Anabella terminó de hacer la tarea y mira un programa de entretenimientos para niños cuya animadora tiene un look de princesa sexy: malla enteriza rosa escotada y con falda corta, botas de cuero de taco alto y corona plateada con lentejuelas. “Qué linda es Panam, ¿viste ma?”, comenta la nena. La Moni asiente con un leve movimiento de cabeza y le dice: “Vos también sos una princesa y serás una reina si hacés todos los deberes”. La Moni leyó hace unos días un artículo de revista con “recomendaciones para criar a nuestros hijos”, entre las que sobresalía la de reforzar su autoestima.

“Pum”, un estruendo seco altera la tranquilidad del ambiente. Aparentemente, viene del garage porque se lo ve a Catriel huir hacia el patio. “Qué mierda hiciste”, comenta La Moni parada ahora frente a un tacho de veinte litros con restos de pintura roja derramándose en forma constante en el piso. “Ay, cómo te voy a hacer re cagar”, promete, furiosa.

Día 9

Es sábado. Afuera, el barrio es un gentío  haciendo compras en almacenes y supermercados. También se ven colas de gente en las farmacias. Otros esperan su turno por el cajero automático. Estas son las únicas actividades exceptuadas de la normativa de aislamiento: obtener dinero, comer y medicarse -lo indispensable para sobrevivir- pero siempre que al hacerlo mantengan la distancia prudencial de un metro o un metro y medio para no contagiarse.

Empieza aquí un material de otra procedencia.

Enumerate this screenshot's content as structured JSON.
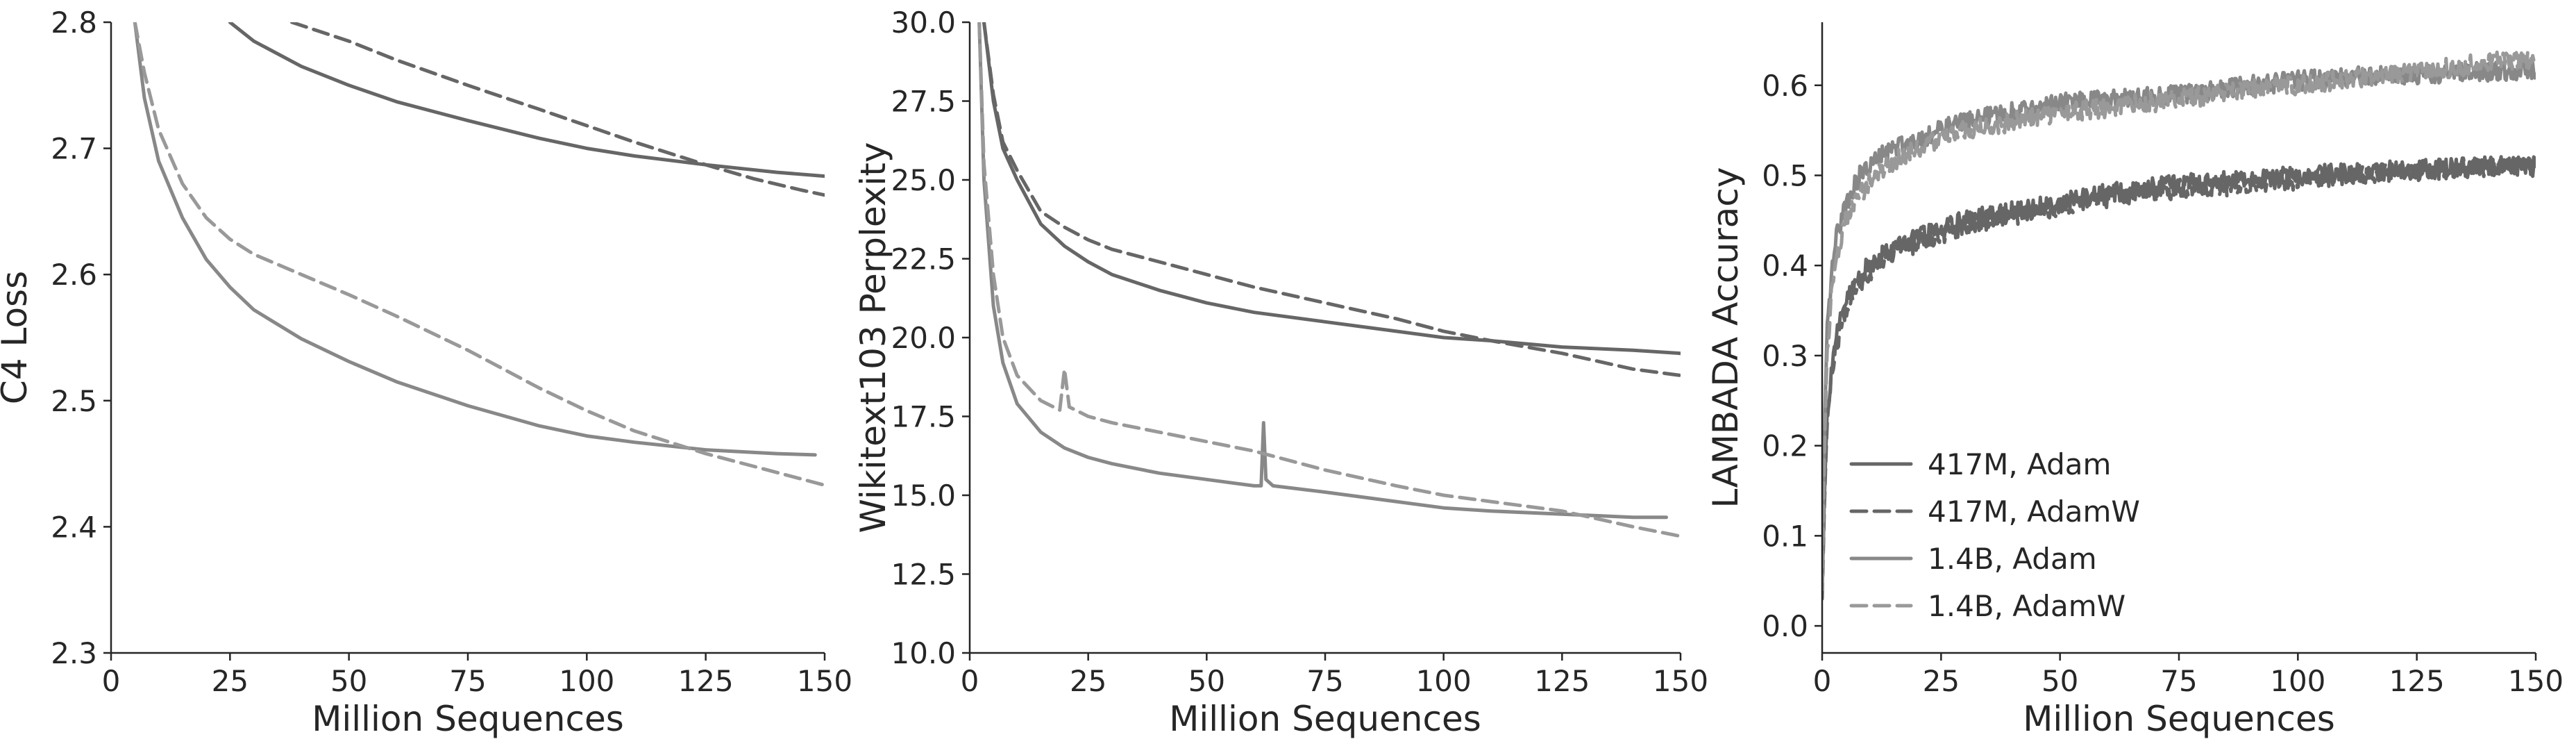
{
  "chart_data": [
    {
      "type": "line",
      "xlabel": "Million Sequences",
      "ylabel": "C4 Loss",
      "xlim": [
        0,
        150
      ],
      "ylim": [
        2.3,
        2.8
      ],
      "xticks": [
        0,
        25,
        50,
        75,
        100,
        125,
        150
      ],
      "yticks": [
        2.3,
        2.4,
        2.5,
        2.6,
        2.7,
        2.8
      ],
      "ytick_decimals": 1,
      "grid": false,
      "series": [
        {
          "color": "#666666",
          "dash": "solid",
          "x": [
            25,
            30,
            40,
            50,
            60,
            75,
            90,
            100,
            110,
            125,
            140,
            150
          ],
          "y": [
            2.8,
            2.785,
            2.765,
            2.75,
            2.737,
            2.722,
            2.708,
            2.7,
            2.694,
            2.687,
            2.681,
            2.678
          ]
        },
        {
          "color": "#666666",
          "dash": "dashed",
          "x": [
            38,
            50,
            60,
            75,
            90,
            100,
            110,
            120,
            125,
            135,
            145,
            150
          ],
          "y": [
            2.8,
            2.785,
            2.77,
            2.75,
            2.731,
            2.718,
            2.705,
            2.693,
            2.687,
            2.676,
            2.667,
            2.663
          ]
        },
        {
          "color": "#888888",
          "dash": "solid",
          "x": [
            5,
            7,
            10,
            15,
            20,
            25,
            30,
            40,
            50,
            60,
            75,
            90,
            100,
            110,
            125,
            140,
            148
          ],
          "y": [
            2.8,
            2.74,
            2.69,
            2.645,
            2.612,
            2.59,
            2.572,
            2.549,
            2.531,
            2.515,
            2.496,
            2.48,
            2.472,
            2.467,
            2.461,
            2.458,
            2.457
          ]
        },
        {
          "color": "#999999",
          "dash": "dashed",
          "x": [
            5,
            7,
            10,
            15,
            20,
            25,
            30,
            40,
            50,
            60,
            75,
            90,
            100,
            110,
            125,
            140,
            150
          ],
          "y": [
            2.8,
            2.76,
            2.715,
            2.672,
            2.645,
            2.628,
            2.616,
            2.6,
            2.584,
            2.567,
            2.54,
            2.51,
            2.492,
            2.476,
            2.458,
            2.443,
            2.433
          ]
        }
      ]
    },
    {
      "type": "line",
      "xlabel": "Million Sequences",
      "ylabel": "Wikitext103 Perplexity",
      "xlim": [
        0,
        150
      ],
      "ylim": [
        10.0,
        30.0
      ],
      "xticks": [
        0,
        25,
        50,
        75,
        100,
        125,
        150
      ],
      "yticks": [
        10.0,
        12.5,
        15.0,
        17.5,
        20.0,
        22.5,
        25.0,
        27.5,
        30.0
      ],
      "ytick_decimals": 1,
      "grid": false,
      "series": [
        {
          "color": "#666666",
          "dash": "solid",
          "x": [
            3,
            5,
            7,
            10,
            15,
            20,
            25,
            30,
            40,
            50,
            60,
            75,
            90,
            100,
            110,
            125,
            140,
            150
          ],
          "y": [
            30.0,
            27.5,
            26.0,
            25.0,
            23.6,
            22.9,
            22.4,
            22.0,
            21.5,
            21.1,
            20.8,
            20.5,
            20.2,
            20.0,
            19.9,
            19.7,
            19.6,
            19.5
          ]
        },
        {
          "color": "#666666",
          "dash": "dashed",
          "x": [
            3,
            5,
            7,
            10,
            15,
            20,
            25,
            30,
            40,
            50,
            60,
            75,
            90,
            100,
            110,
            125,
            140,
            150
          ],
          "y": [
            30.0,
            27.7,
            26.2,
            25.3,
            24.0,
            23.5,
            23.1,
            22.8,
            22.4,
            22.0,
            21.6,
            21.1,
            20.6,
            20.2,
            19.9,
            19.5,
            19.0,
            18.8
          ]
        },
        {
          "color": "#888888",
          "dash": "solid",
          "x": [
            2,
            3,
            5,
            7,
            10,
            15,
            20,
            25,
            30,
            40,
            50,
            60,
            61.5,
            62,
            62.5,
            64,
            75,
            90,
            100,
            110,
            125,
            140,
            147
          ],
          "y": [
            30.0,
            25.0,
            21.0,
            19.2,
            17.9,
            17.0,
            16.5,
            16.2,
            16.0,
            15.7,
            15.5,
            15.3,
            15.3,
            17.3,
            15.5,
            15.3,
            15.1,
            14.8,
            14.6,
            14.5,
            14.4,
            14.3,
            14.3
          ]
        },
        {
          "color": "#999999",
          "dash": "dashed",
          "x": [
            2,
            3,
            5,
            7,
            10,
            15,
            19,
            20,
            21,
            25,
            30,
            40,
            50,
            60,
            75,
            90,
            100,
            110,
            125,
            140,
            150
          ],
          "y": [
            30.0,
            25.5,
            22.0,
            20.0,
            18.8,
            18.0,
            17.7,
            19.0,
            17.8,
            17.5,
            17.3,
            17.0,
            16.7,
            16.4,
            15.8,
            15.3,
            15.0,
            14.8,
            14.5,
            14.0,
            13.7
          ]
        }
      ]
    },
    {
      "type": "line",
      "xlabel": "Million Sequences",
      "ylabel": "LAMBADA Accuracy",
      "xlim": [
        0,
        150
      ],
      "ylim": [
        -0.03,
        0.67
      ],
      "xticks": [
        0,
        25,
        50,
        75,
        100,
        125,
        150
      ],
      "yticks": [
        0.0,
        0.1,
        0.2,
        0.3,
        0.4,
        0.5,
        0.6
      ],
      "ytick_decimals": 1,
      "grid": false,
      "legend": "lower-left",
      "series": [
        {
          "name": "417M, Adam",
          "color": "#666666",
          "dash": "solid",
          "noise": 0.011,
          "x": [
            0,
            0.5,
            1,
            2,
            3,
            5,
            8,
            12,
            15,
            20,
            25,
            30,
            40,
            50,
            60,
            75,
            90,
            100,
            110,
            125,
            140,
            150
          ],
          "y": [
            0.04,
            0.15,
            0.23,
            0.29,
            0.32,
            0.36,
            0.39,
            0.41,
            0.42,
            0.43,
            0.44,
            0.45,
            0.46,
            0.47,
            0.48,
            0.49,
            0.495,
            0.5,
            0.503,
            0.507,
            0.51,
            0.51
          ]
        },
        {
          "name": "417M, AdamW",
          "color": "#666666",
          "dash": "dashed",
          "noise": 0.011,
          "x": [
            0,
            0.5,
            1,
            2,
            3,
            5,
            8,
            12,
            15,
            20,
            25,
            30,
            40,
            50,
            60,
            75,
            90,
            100,
            110,
            125,
            140,
            150
          ],
          "y": [
            0.03,
            0.14,
            0.22,
            0.28,
            0.31,
            0.35,
            0.38,
            0.405,
            0.415,
            0.425,
            0.435,
            0.445,
            0.455,
            0.465,
            0.475,
            0.485,
            0.49,
            0.495,
            0.5,
            0.505,
            0.51,
            0.51
          ]
        },
        {
          "name": "1.4B, Adam",
          "color": "#888888",
          "dash": "solid",
          "noise": 0.011,
          "x": [
            0,
            0.5,
            1,
            2,
            3,
            5,
            8,
            12,
            15,
            20,
            25,
            30,
            40,
            50,
            60,
            75,
            90,
            100,
            110,
            125,
            140,
            150
          ],
          "y": [
            0.05,
            0.22,
            0.32,
            0.39,
            0.43,
            0.47,
            0.5,
            0.52,
            0.53,
            0.54,
            0.55,
            0.56,
            0.57,
            0.58,
            0.585,
            0.59,
            0.6,
            0.605,
            0.61,
            0.612,
            0.615,
            0.615
          ]
        },
        {
          "name": "1.4B, AdamW",
          "color": "#999999",
          "dash": "dashed",
          "noise": 0.011,
          "x": [
            0,
            0.5,
            1,
            2,
            3,
            5,
            8,
            12,
            15,
            20,
            25,
            30,
            40,
            50,
            60,
            75,
            90,
            100,
            110,
            125,
            140,
            150
          ],
          "y": [
            0.04,
            0.2,
            0.3,
            0.37,
            0.41,
            0.45,
            0.48,
            0.505,
            0.515,
            0.53,
            0.54,
            0.55,
            0.56,
            0.57,
            0.575,
            0.585,
            0.595,
            0.6,
            0.607,
            0.615,
            0.625,
            0.63
          ]
        }
      ]
    }
  ]
}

Se ve también gente saliendo de las ferreterías cargando bolsas y block de cemento en el baúl del auto. Al verlos, Oscar piensa que debería hacer lo mismo, ingresar al ferretero por membrana para tapar parte del techo de la casa donde se filtra agua. Pero lo descarta, al ver persignarse a su esposa, espantada de ver tanta gente en la calle.

“Calmate, aflojá con persignarte”, busca apaciguarla mientras caminan de regreso a casa. “Dios nos va a castigar, no pidas tonterías”, se enoja y acelera el paso en la vereda. “¡Allá va el paisano!”, se siente un saludo. “Ey, tanto tiempo, pasate a tomar unos mates un día de estos”, lanza su invitación, Oscar. “Callate, no seas bocón, que no se puede recibir a nadie en casa”, le recuerda Silvia. “Entendelo, de una vez”. Oscar hace un gesto desaprensivo, buscando transmitir cansancio por las correcciones de su mujer. Finalmente, ambos llegan a casa.

“Abuela, abuela, nos trajiste las golosinas”. Catriel y Anabella saltan eufóricos, armando un cordón infranqueable frente a la abuela. “Me van a hacer caer, déjenme pasar, por favor”, pide Silvia. El niño logra manotear una de las bolsas, la rompe, y cual piñata, caen al piso un montón de caramelos, chupetines y chicles. Los hermanitos empiezan a luchar en el piso, cuerpo a cuerpo por la mayor cantidad de golosinas. No faltan los arañazos, los llantos, los gritos, los insultos, la burla, la rotura de la ropa. Casi una metáfora del capitalismo salvaje improvisado por dos infantes en una humilde vivienda de un barrio periférico de la ciudad. La abuela, arbitrando, intenta interceder para frenar la rapiña, pero no logra evitar que el más fuerte –en este caso, Catriel- se apropie de la mayoría de los dulces y ría con sorna y picardía. La abuela se da por vencida, y no busca la justicia -por caso, ir detrás de su nieto para que devuelva algunos caramelos- sino que se concentra en intentar calmar a Anabella con la promesa de que “la próxima vez que vaya al supermercado, la abuela te trae más chocolates para vos”, la consuela con tono apostólico.